NOVI, MICHIGAN — Clarity on tariff policy for automakers may take months, but even that forecast might be overly optimistic, according to Michael Robinet with S&P Global Mobility.
For an industry accustomed to having several years to plan out supply chains and global production to manufacture future model vehicles, the chaos created by waves of tariffs implemented by the Trump administration has forced the automotive industry to rethink its planning playbook, Robinet, VP of forecast strategy at S&P Global, said last week during AutoTech2025. He estimates the auto industry may lose between 12 and 18 months of planning because of the current economic environment.
Because of ongoing talks between the U.S. and other major global trading partners, Robinet believes stability could take months before clarity surfaces on future trade policy.
“I think that we’re looking towards the end of the year before a lot of this gets buttoned up,” he said.
With that in mind, nations along with the global business community are coming to terms that while negotiations could ultimately lead to a compromise, some tariffs will remain, Robinet said.
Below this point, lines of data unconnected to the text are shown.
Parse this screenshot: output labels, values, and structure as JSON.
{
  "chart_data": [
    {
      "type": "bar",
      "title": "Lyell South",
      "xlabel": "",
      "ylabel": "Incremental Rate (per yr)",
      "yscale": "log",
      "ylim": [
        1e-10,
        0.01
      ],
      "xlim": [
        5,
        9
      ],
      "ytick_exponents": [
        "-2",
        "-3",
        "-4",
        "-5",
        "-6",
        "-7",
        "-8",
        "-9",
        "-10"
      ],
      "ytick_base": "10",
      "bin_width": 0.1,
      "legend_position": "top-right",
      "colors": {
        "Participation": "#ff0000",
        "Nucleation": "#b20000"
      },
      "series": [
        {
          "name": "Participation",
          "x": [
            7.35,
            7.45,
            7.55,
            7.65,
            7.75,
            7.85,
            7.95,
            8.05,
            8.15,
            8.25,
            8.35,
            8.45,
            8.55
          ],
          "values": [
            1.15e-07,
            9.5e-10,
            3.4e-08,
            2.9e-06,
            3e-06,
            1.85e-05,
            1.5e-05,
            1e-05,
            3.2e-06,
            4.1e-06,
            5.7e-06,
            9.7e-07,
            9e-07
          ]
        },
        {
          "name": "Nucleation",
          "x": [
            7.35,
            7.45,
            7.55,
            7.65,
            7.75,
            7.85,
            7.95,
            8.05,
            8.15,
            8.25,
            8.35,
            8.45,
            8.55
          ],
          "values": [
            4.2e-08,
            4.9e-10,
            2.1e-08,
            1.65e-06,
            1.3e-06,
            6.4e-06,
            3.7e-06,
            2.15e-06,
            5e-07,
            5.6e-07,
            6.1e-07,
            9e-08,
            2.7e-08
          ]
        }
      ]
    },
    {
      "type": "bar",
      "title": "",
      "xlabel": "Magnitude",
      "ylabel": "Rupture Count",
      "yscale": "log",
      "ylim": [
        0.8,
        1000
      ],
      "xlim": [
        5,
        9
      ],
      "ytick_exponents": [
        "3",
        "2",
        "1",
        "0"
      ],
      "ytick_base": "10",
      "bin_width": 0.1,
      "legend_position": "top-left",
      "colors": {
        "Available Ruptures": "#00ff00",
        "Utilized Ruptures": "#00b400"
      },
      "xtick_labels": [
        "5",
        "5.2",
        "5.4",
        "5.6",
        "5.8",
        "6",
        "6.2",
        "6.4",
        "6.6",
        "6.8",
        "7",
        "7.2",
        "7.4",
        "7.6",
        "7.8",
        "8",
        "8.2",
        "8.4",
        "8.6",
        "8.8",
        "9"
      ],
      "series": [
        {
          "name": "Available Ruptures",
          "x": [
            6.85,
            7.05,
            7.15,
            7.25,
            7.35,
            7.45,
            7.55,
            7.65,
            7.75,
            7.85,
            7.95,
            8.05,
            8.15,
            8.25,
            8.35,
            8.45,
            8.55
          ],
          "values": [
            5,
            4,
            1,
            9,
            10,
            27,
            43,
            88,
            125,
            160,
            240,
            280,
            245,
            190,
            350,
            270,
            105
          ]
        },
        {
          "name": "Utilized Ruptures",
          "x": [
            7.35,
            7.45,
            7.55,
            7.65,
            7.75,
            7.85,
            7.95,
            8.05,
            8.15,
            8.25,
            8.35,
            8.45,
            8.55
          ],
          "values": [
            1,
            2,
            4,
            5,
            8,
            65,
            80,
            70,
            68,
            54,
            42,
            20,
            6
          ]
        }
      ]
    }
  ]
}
“There’s going to be some level of tariffs, what that is, is still to be determined,” he said. Trump recently announced a 50% tariff, up from 25%, on steel and aluminum.
As part of a strategy to mitigate tariffs, automakers have either announced plans to boost domestic production or are exploring that option.
While some automakers do have capacity to increase U.S. production, manufacturing more vehicles domestically is no simple process, Robinet said.
“We all know the work that goes in behind that,” he said. “The upfront investment on body shops, paint shops, final assembly, logistics: This doesn’t happen overnight.”
But the uncertainty created by tariffs has affected investments by automakers that would have led to job creation and increased North American production. Honda Motor Co. last month said trade policy was among the reasons for scaling back its investments in EV development by $21 billion.
Robinet said OEMs are rethinking investments because they are uncertain about future trade and regulatory conditions and don’t want to risk losing money.
For now, it appears automakers are leaning toward selling vehicles in the countries where they are built as a way to avoid high import duties. He said China and Europe have built moats around their markets, and the U.S. is taking similar steps.
“What does this mean? That means, well, we’re just going to source most of the vehicles we want,” Robinet said. “And from a legislative perspective, we're just going to go our own way. … It’s going to be more and more difficult to export vehicles.”
Disclosure: AutoTech 2025 is run by Informa, which owns a controlling stake in Informa TechTarget, the publisher behind Automotive Dive. Informa has no influence over Automotive Dive’s coverage.